The toll record and the pen register which this may get carved out to is one thing. There are even questions about the broad use and access to that information. But the toll record and billing record of the future is all these transactions we as citizens are

going to be doing across this network. It will tell you what movies you are going to be watching. It will tell you what magazines you subscribe to, what doctor you are seeing, where you are at any particular moment.

Congressman Edwards, when I was at the ACLU, we were for years on the NCIC tracking system, the National Crime Information Center, and they might be able to point at people. And we oppose that.

This dwarfs the NCIC. This is NCIC-squared because this really is the real-time transactions, not of people arrested or wanted, but every live American human being dealing in the electronic communications era. So it has to be narrow.

On top of that, to come out with a proposal that says if you do not-this is industrial policy. It says if you do not meet the design here and if a network provider does not meet, we can shut you down. I do not believe that that would stand scrutiny under the first amendment, that failure to meet some requirement for a fourth amendment wiretap could allow the Federal Government to go into court and enjoin Bell Atlantic or AT&T and say you are not operating anymore, the phones are stopped. And that is on the face of this bill.

There are also war powers in here with respect to manufacturers. There is a section in here which says that manufacturers of hardware and software have to meet the requirements that carriers need to meet on a priority basis at reasonable cost. It does not say you get to bid on the software design, but, Microsoft, if you are building the set top box of the future, you design it the way we want it. That is industrial policy. I think it is unconstitutional except in time of war. But it raises enormous questions about the scope of this legislation, and we really have to go back in questions and get to the heart of where the problem is. And I think it can be addressed in much narrower form and without this kind of legislation, and I hold myself open to questions.
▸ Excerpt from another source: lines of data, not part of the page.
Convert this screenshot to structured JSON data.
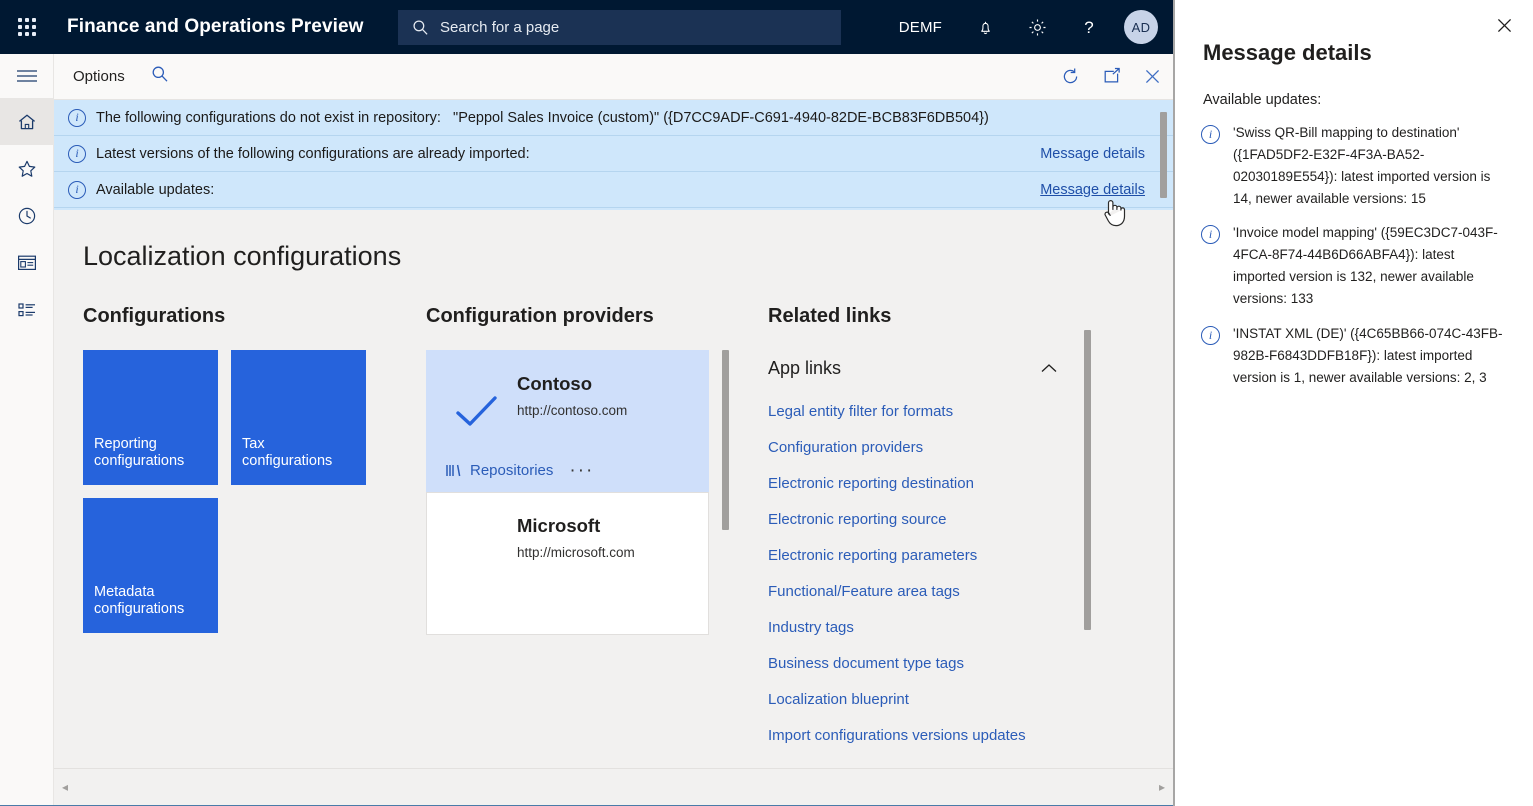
{
  "topbar": {
    "waffle_icon": "app-launcher-icon",
    "app_title": "Finance and Operations Preview",
    "search_placeholder": "Search for a page",
    "search_icon": "search-icon",
    "company": "DEMF",
    "notifications_icon": "bell-icon",
    "settings_icon": "gear-icon",
    "help_icon": "question-mark-icon",
    "avatar_initials": "AD"
  },
  "rail": {
    "items": [
      {
        "icon": "hamburger-icon",
        "name": "navigation-menu"
      },
      {
        "icon": "home-icon",
        "name": "home"
      },
      {
        "icon": "star-icon",
        "name": "favorites"
      },
      {
        "icon": "clock-icon",
        "name": "recent"
      },
      {
        "icon": "workspace-icon",
        "name": "workspaces"
      },
      {
        "icon": "modules-list-icon",
        "name": "modules"
      }
    ]
  },
  "commandbar": {
    "options_label": "Options",
    "search_icon": "search-icon",
    "refresh_icon": "refresh-icon",
    "popout_icon": "open-in-new-window-icon",
    "close_icon": "close-icon"
  },
  "messagebar": {
    "messages": [
      {
        "icon": "info-icon",
        "text": "The following configurations do not exist in repository:   \"Peppol Sales Invoice (custom)\" ({D7CC9ADF-C691-4940-82DE-BCB83F6DB504})",
        "link": ""
      },
      {
        "icon": "info-icon",
        "text": "Latest versions of the following configurations are already imported:",
        "link": "Message details"
      },
      {
        "icon": "info-icon",
        "text": "Available updates:",
        "link": "Message details"
      }
    ]
  },
  "main": {
    "page_title": "Localization configurations",
    "configurations": {
      "heading": "Configurations",
      "tiles": [
        {
          "label": "Reporting configurations"
        },
        {
          "label": "Tax configurations"
        },
        {
          "label": "Metadata configurations"
        }
      ]
    },
    "providers": {
      "heading": "Configuration providers",
      "items": [
        {
          "name": "Contoso",
          "url": "http://contoso.com",
          "selected": true,
          "check_icon": "checkmark-icon",
          "repositories_label": "Repositories",
          "repositories_icon": "books-icon",
          "more_label": "···"
        },
        {
          "name": "Microsoft",
          "url": "http://microsoft.com",
          "selected": false
        }
      ]
    },
    "related_links": {
      "heading": "Related links",
      "group_label": "App links",
      "collapse_icon": "chevron-up-icon",
      "links": [
        "Legal entity filter for formats",
        "Configuration providers",
        "Electronic reporting destination",
        "Electronic reporting source",
        "Electronic reporting parameters",
        "Functional/Feature area tags",
        "Industry tags",
        "Business document type tags",
        "Localization blueprint",
        "Import configurations versions updates"
      ]
    }
  },
  "hscroll": {
    "left_arrow": "◂",
    "right_arrow": "▸"
  },
  "panel": {
    "close_icon": "close-icon",
    "title": "Message details",
    "subtitle": "Available updates:",
    "items": [
      {
        "icon": "info-icon",
        "text": "'Swiss QR-Bill mapping to destination' ({1FAD5DF2-E32F-4F3A-BA52-02030189E554}): latest imported version is 14, newer available versions: 15"
      },
      {
        "icon": "info-icon",
        "text": "'Invoice model mapping' ({59EC3DC7-043F-4FCA-8F74-44B6D66ABFA4}): latest imported version is 132, newer available versions: 133"
      },
      {
        "icon": "info-icon",
        "text": "'INSTAT XML (DE)' ({4C65BB66-074C-43FB-982B-F6843DDFB18F}): latest imported version is 1, newer available versions: 2, 3"
      }
    ]
  },
  "colors": {
    "nav_bg": "#001832",
    "tile_blue": "#2663dc",
    "link_blue": "#2b5cb8",
    "message_bg": "#cfe7fb",
    "selected_card": "#cfdffa",
    "content_bg": "#f2f1f0"
  }
}
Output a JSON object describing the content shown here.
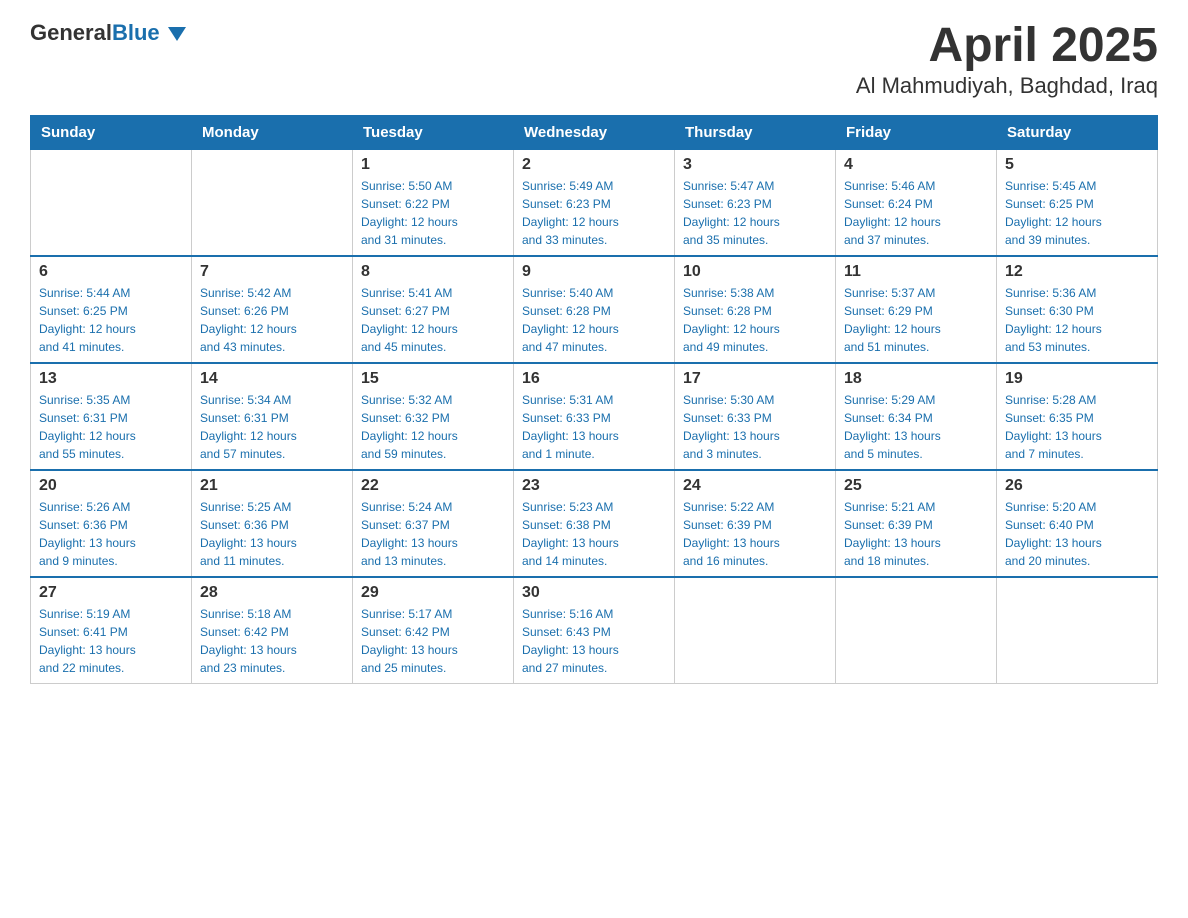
{
  "header": {
    "logo_general": "General",
    "logo_blue": "Blue",
    "title": "April 2025",
    "subtitle": "Al Mahmudiyah, Baghdad, Iraq"
  },
  "days_of_week": [
    "Sunday",
    "Monday",
    "Tuesday",
    "Wednesday",
    "Thursday",
    "Friday",
    "Saturday"
  ],
  "weeks": [
    [
      {
        "day": "",
        "info": ""
      },
      {
        "day": "",
        "info": ""
      },
      {
        "day": "1",
        "info": "Sunrise: 5:50 AM\nSunset: 6:22 PM\nDaylight: 12 hours\nand 31 minutes."
      },
      {
        "day": "2",
        "info": "Sunrise: 5:49 AM\nSunset: 6:23 PM\nDaylight: 12 hours\nand 33 minutes."
      },
      {
        "day": "3",
        "info": "Sunrise: 5:47 AM\nSunset: 6:23 PM\nDaylight: 12 hours\nand 35 minutes."
      },
      {
        "day": "4",
        "info": "Sunrise: 5:46 AM\nSunset: 6:24 PM\nDaylight: 12 hours\nand 37 minutes."
      },
      {
        "day": "5",
        "info": "Sunrise: 5:45 AM\nSunset: 6:25 PM\nDaylight: 12 hours\nand 39 minutes."
      }
    ],
    [
      {
        "day": "6",
        "info": "Sunrise: 5:44 AM\nSunset: 6:25 PM\nDaylight: 12 hours\nand 41 minutes."
      },
      {
        "day": "7",
        "info": "Sunrise: 5:42 AM\nSunset: 6:26 PM\nDaylight: 12 hours\nand 43 minutes."
      },
      {
        "day": "8",
        "info": "Sunrise: 5:41 AM\nSunset: 6:27 PM\nDaylight: 12 hours\nand 45 minutes."
      },
      {
        "day": "9",
        "info": "Sunrise: 5:40 AM\nSunset: 6:28 PM\nDaylight: 12 hours\nand 47 minutes."
      },
      {
        "day": "10",
        "info": "Sunrise: 5:38 AM\nSunset: 6:28 PM\nDaylight: 12 hours\nand 49 minutes."
      },
      {
        "day": "11",
        "info": "Sunrise: 5:37 AM\nSunset: 6:29 PM\nDaylight: 12 hours\nand 51 minutes."
      },
      {
        "day": "12",
        "info": "Sunrise: 5:36 AM\nSunset: 6:30 PM\nDaylight: 12 hours\nand 53 minutes."
      }
    ],
    [
      {
        "day": "13",
        "info": "Sunrise: 5:35 AM\nSunset: 6:31 PM\nDaylight: 12 hours\nand 55 minutes."
      },
      {
        "day": "14",
        "info": "Sunrise: 5:34 AM\nSunset: 6:31 PM\nDaylight: 12 hours\nand 57 minutes."
      },
      {
        "day": "15",
        "info": "Sunrise: 5:32 AM\nSunset: 6:32 PM\nDaylight: 12 hours\nand 59 minutes."
      },
      {
        "day": "16",
        "info": "Sunrise: 5:31 AM\nSunset: 6:33 PM\nDaylight: 13 hours\nand 1 minute."
      },
      {
        "day": "17",
        "info": "Sunrise: 5:30 AM\nSunset: 6:33 PM\nDaylight: 13 hours\nand 3 minutes."
      },
      {
        "day": "18",
        "info": "Sunrise: 5:29 AM\nSunset: 6:34 PM\nDaylight: 13 hours\nand 5 minutes."
      },
      {
        "day": "19",
        "info": "Sunrise: 5:28 AM\nSunset: 6:35 PM\nDaylight: 13 hours\nand 7 minutes."
      }
    ],
    [
      {
        "day": "20",
        "info": "Sunrise: 5:26 AM\nSunset: 6:36 PM\nDaylight: 13 hours\nand 9 minutes."
      },
      {
        "day": "21",
        "info": "Sunrise: 5:25 AM\nSunset: 6:36 PM\nDaylight: 13 hours\nand 11 minutes."
      },
      {
        "day": "22",
        "info": "Sunrise: 5:24 AM\nSunset: 6:37 PM\nDaylight: 13 hours\nand 13 minutes."
      },
      {
        "day": "23",
        "info": "Sunrise: 5:23 AM\nSunset: 6:38 PM\nDaylight: 13 hours\nand 14 minutes."
      },
      {
        "day": "24",
        "info": "Sunrise: 5:22 AM\nSunset: 6:39 PM\nDaylight: 13 hours\nand 16 minutes."
      },
      {
        "day": "25",
        "info": "Sunrise: 5:21 AM\nSunset: 6:39 PM\nDaylight: 13 hours\nand 18 minutes."
      },
      {
        "day": "26",
        "info": "Sunrise: 5:20 AM\nSunset: 6:40 PM\nDaylight: 13 hours\nand 20 minutes."
      }
    ],
    [
      {
        "day": "27",
        "info": "Sunrise: 5:19 AM\nSunset: 6:41 PM\nDaylight: 13 hours\nand 22 minutes."
      },
      {
        "day": "28",
        "info": "Sunrise: 5:18 AM\nSunset: 6:42 PM\nDaylight: 13 hours\nand 23 minutes."
      },
      {
        "day": "29",
        "info": "Sunrise: 5:17 AM\nSunset: 6:42 PM\nDaylight: 13 hours\nand 25 minutes."
      },
      {
        "day": "30",
        "info": "Sunrise: 5:16 AM\nSunset: 6:43 PM\nDaylight: 13 hours\nand 27 minutes."
      },
      {
        "day": "",
        "info": ""
      },
      {
        "day": "",
        "info": ""
      },
      {
        "day": "",
        "info": ""
      }
    ]
  ]
}
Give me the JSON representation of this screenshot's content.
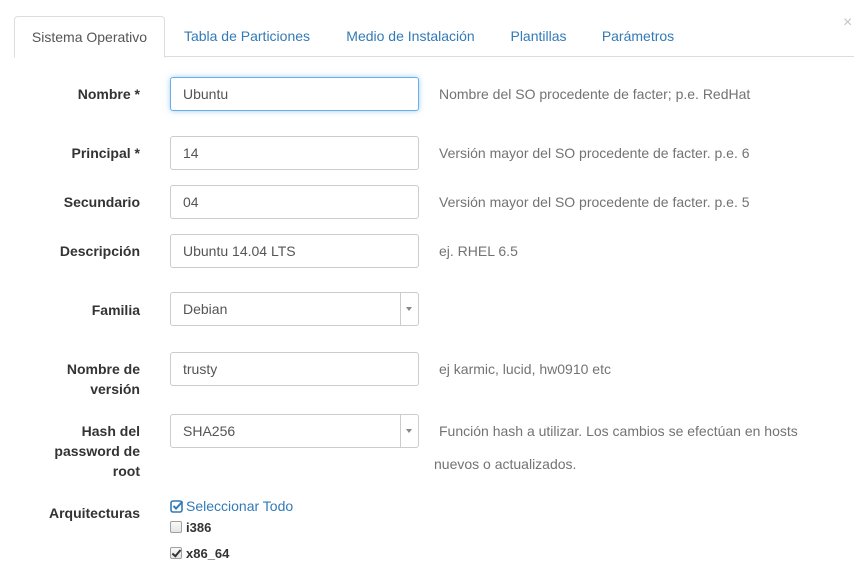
{
  "dialog": {
    "close_symbol": "×"
  },
  "tabs": [
    {
      "label": "Sistema Operativo",
      "active": true
    },
    {
      "label": "Tabla de Particiones"
    },
    {
      "label": "Medio de Instalación"
    },
    {
      "label": "Plantillas"
    },
    {
      "label": "Parámetros"
    }
  ],
  "form": {
    "nombre": {
      "label": "Nombre",
      "required": "*",
      "value": "Ubuntu",
      "help": "Nombre del SO procedente de facter; p.e. RedHat"
    },
    "principal": {
      "label": "Principal",
      "required": "*",
      "value": "14",
      "help": "Versión mayor del SO procedente de facter. p.e. 6"
    },
    "secundario": {
      "label": "Secundario",
      "value": "04",
      "help": "Versión mayor del SO procedente de facter. p.e. 5"
    },
    "descripcion": {
      "label": "Descripción",
      "value": "Ubuntu 14.04 LTS",
      "help": "ej. RHEL 6.5"
    },
    "familia": {
      "label": "Familia",
      "value": "Debian"
    },
    "nombre_version": {
      "label_line1": "Nombre de",
      "label_line2": "versión",
      "value": "trusty",
      "help": "ej karmic, lucid, hw0910 etc"
    },
    "hash": {
      "label_line1": "Hash del",
      "label_line2": "password de",
      "label_line3": "root",
      "value": "SHA256",
      "help_line1": "Función hash a utilizar. Los cambios se efectúan en hosts",
      "help_line2": "nuevos o actualizados."
    },
    "arquitecturas": {
      "label": "Arquitecturas",
      "select_all": "Seleccionar Todo",
      "options": [
        {
          "label": "i386",
          "checked": false
        },
        {
          "label": "x86_64",
          "checked": true
        }
      ]
    }
  }
}
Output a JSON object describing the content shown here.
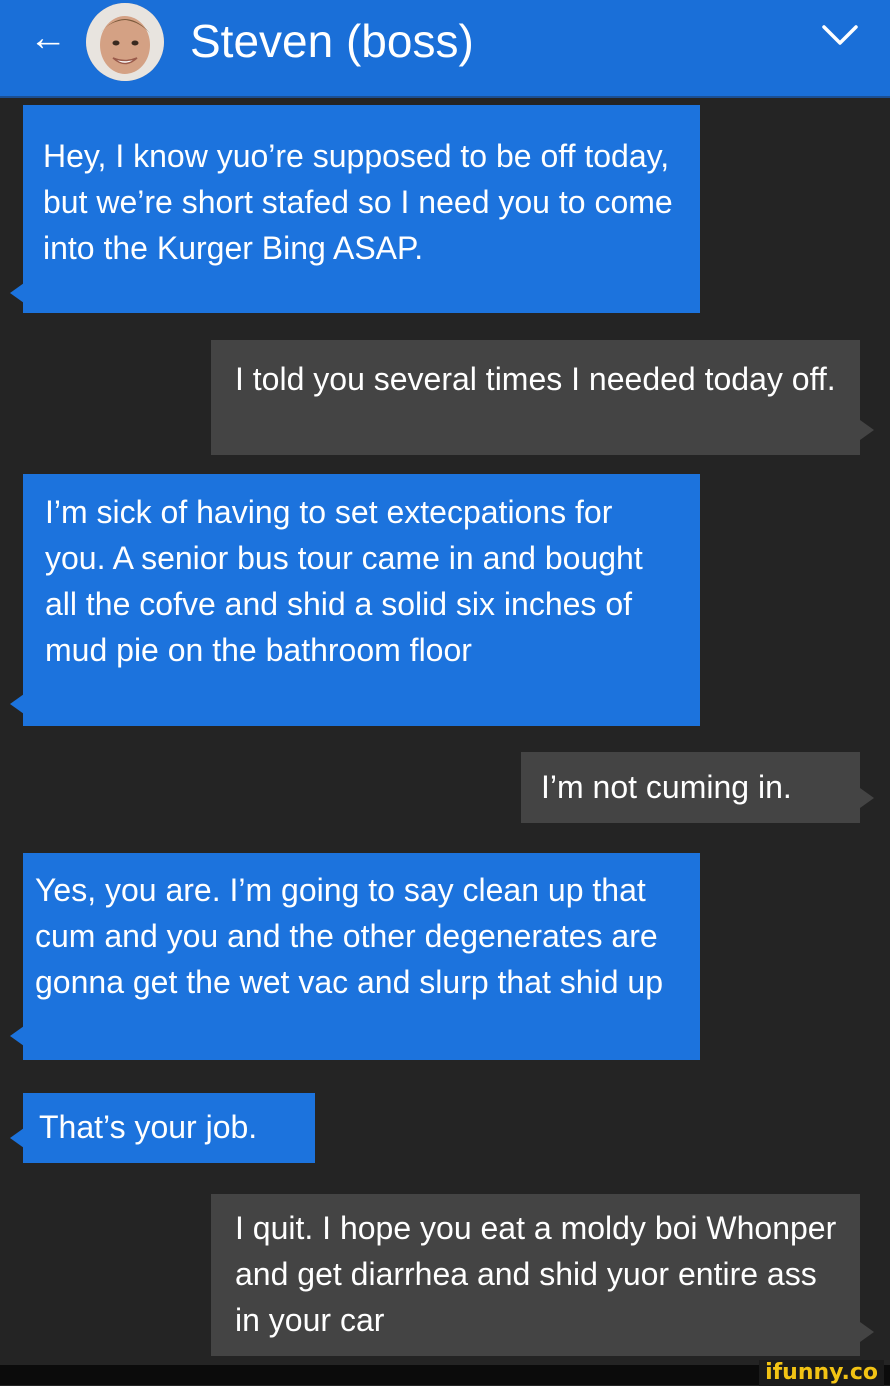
{
  "header": {
    "back_icon": "arrow-left-icon",
    "contact_name": "Steven (boss)",
    "menu_icon": "chevron-down-icon",
    "bar_color": "#1a6fd8"
  },
  "conversation": {
    "colors": {
      "incoming": "#1c73dd",
      "outgoing": "#444444",
      "background": "#242424"
    },
    "messages": [
      {
        "direction": "incoming",
        "text": "Hey, I know yuo’re supposed to be off today, but we’re short stafed so I need you to come into the Kurger Bing ASAP."
      },
      {
        "direction": "outgoing",
        "text": "I told you several times I needed today off."
      },
      {
        "direction": "incoming",
        "text": "I’m sick of having to set extecpations for you. A senior bus tour came in and bought all the cofve and shid a solid six inches of mud pie on the bathroom floor"
      },
      {
        "direction": "outgoing",
        "text": "I’m not cuming in."
      },
      {
        "direction": "incoming",
        "text": "Yes, you are. I’m going to say clean up that cum and you and the other degenerates are gonna get the wet vac and slurp that shid up"
      },
      {
        "direction": "incoming",
        "text": "That’s your job."
      },
      {
        "direction": "outgoing",
        "text": "I quit. I hope you eat a moldy boi Whonper and get diarrhea and shid yuor entire ass in your car"
      }
    ]
  },
  "watermark": "ifunny.co"
}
My last comment is that I simply applaud the fact that Congress is getting into this. We have been having a dialog. I speak on behalf of this coalition for 2 years with the administration, the Bush administration and Clinton administration. And we are like ships passing in the dark. There is a great deal of separation between the private sector, industry and civil liberties, and the administration, and it needs Congress to bridge that gap if we are going to solve law enforcement problems and continue to keep a balance with our privacy rights in the United States.

Thank you, Mr. Chairman.

[Mr. Berman submitted the following:]

PREPARED STATEMENT OF JERRY BERMAN AND RONALD L. PLESSER

Chairman Leahy, Chairman Edwards, and Members of the Subcommittees: We appreciate the opportunity to testify today on the Clinton Administration's draft legislation, "the Digital Telephony and Communications Privacy improvement Act of 1994." I am the executive director of the Electronic Frontier Foundation (EFF), a public interest organization dedicated to achieving the democratic potential of new communications and computer technology. With me today is Ronald Plesser, a partner at Piper and Marbury and counsel to EFF on digital telephony issues.